Em termos de energia física, essas façanhas evocam as maratonas de dança durante a Grande Depressão nos EUA, cujos participantes iam até a exaustão para ganhar alguns trocados. Foram dramatizadas em "A noite dos desesperados", filme célebre de Sidney Pollack (1969). Algo não tão estranho quanto a famosa epidemia de Estrasburgo (1518) em que as pessoas dançavam até a morte, mas extremo ainda assim.

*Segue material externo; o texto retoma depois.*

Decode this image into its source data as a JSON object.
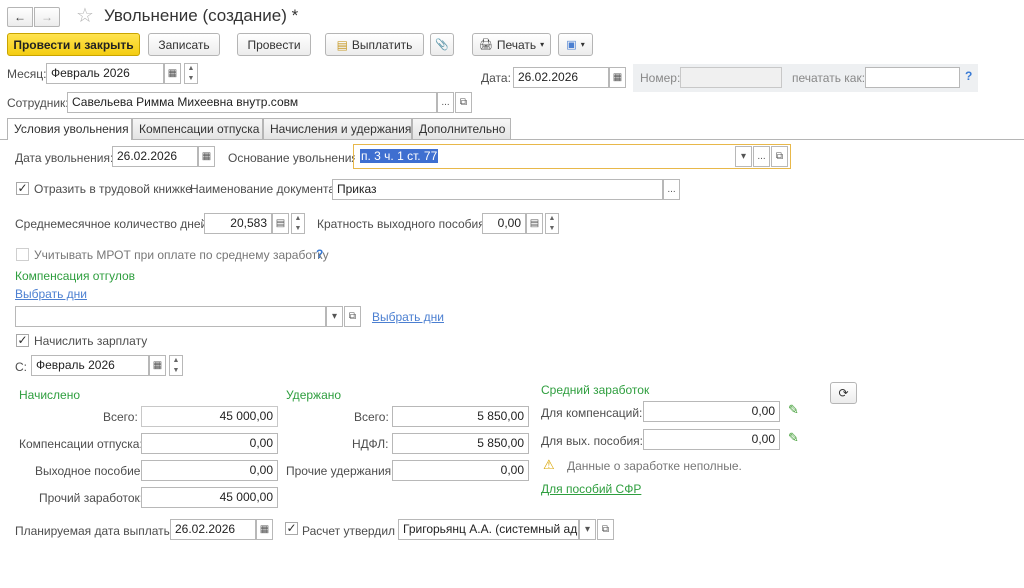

Em extremismo vocal, os senadores
superam Fidel
Castro, quando falava seis horas a um público que se esbaldava em rum,
melancia e danças. Aparentemente ninguém escutava nada, mas há testemunha de
que, uma vez, quando tossiu, a multidão gritou em uníssono: "Que se cuide,
Fidel!". Já entre nós, é recente a opinião do ator Marco Nanini depois
de uma sessão da Câmara dos Deputados: "Aquilo é um caos, todos falam,
ninguém ouve!"
Senador |
Origem |
Ano |
Tempo
de discurso |
Contexto |
Cory Booker |
Democrata, Nova Jersey |
2025 |
25h5min |
Políticas de Trump e Musk |
Strom Thurmond |
Democrata, Carolina do Sul |
1957 |
24h18min |
Lei de Direitos Civis |
Alfonse D'Amato |
Republicano, Nova York |
1986 |
23h30min |
Orçamento da Defesa |
Wayne Morse |
Independente, Oregon |
1953 |
22h26min |
Exploração de petróleo |
Ted Cruz |
Republicano, Texas |
2013 |
21h19min |
Obamacare |
Mas psitacismo, a performance do papagaio,
tem relevância acadêmica. Sobre mecanismos sociais contrários ao Estado, o
etnólogo Pierre Clastres observou que os Guayki, sem obedecer literalmente ao
chefe, davam grande importância à sua fala. Não pelo dito, mas pelo longo
desempenho, uma retórica do tempo em que importa a voz da chefia, não o
significado das palavras.
Agora, com a racionalidade oficial pelo
avesso, vale uma ideia do que Cory Booker disse, ou apenas performou, chocado
por magna obscenidade. Se entendermos a palavra como ver sem mediações a cena
de um tabu, é espantosamente obsceno o governo de Donald Trump.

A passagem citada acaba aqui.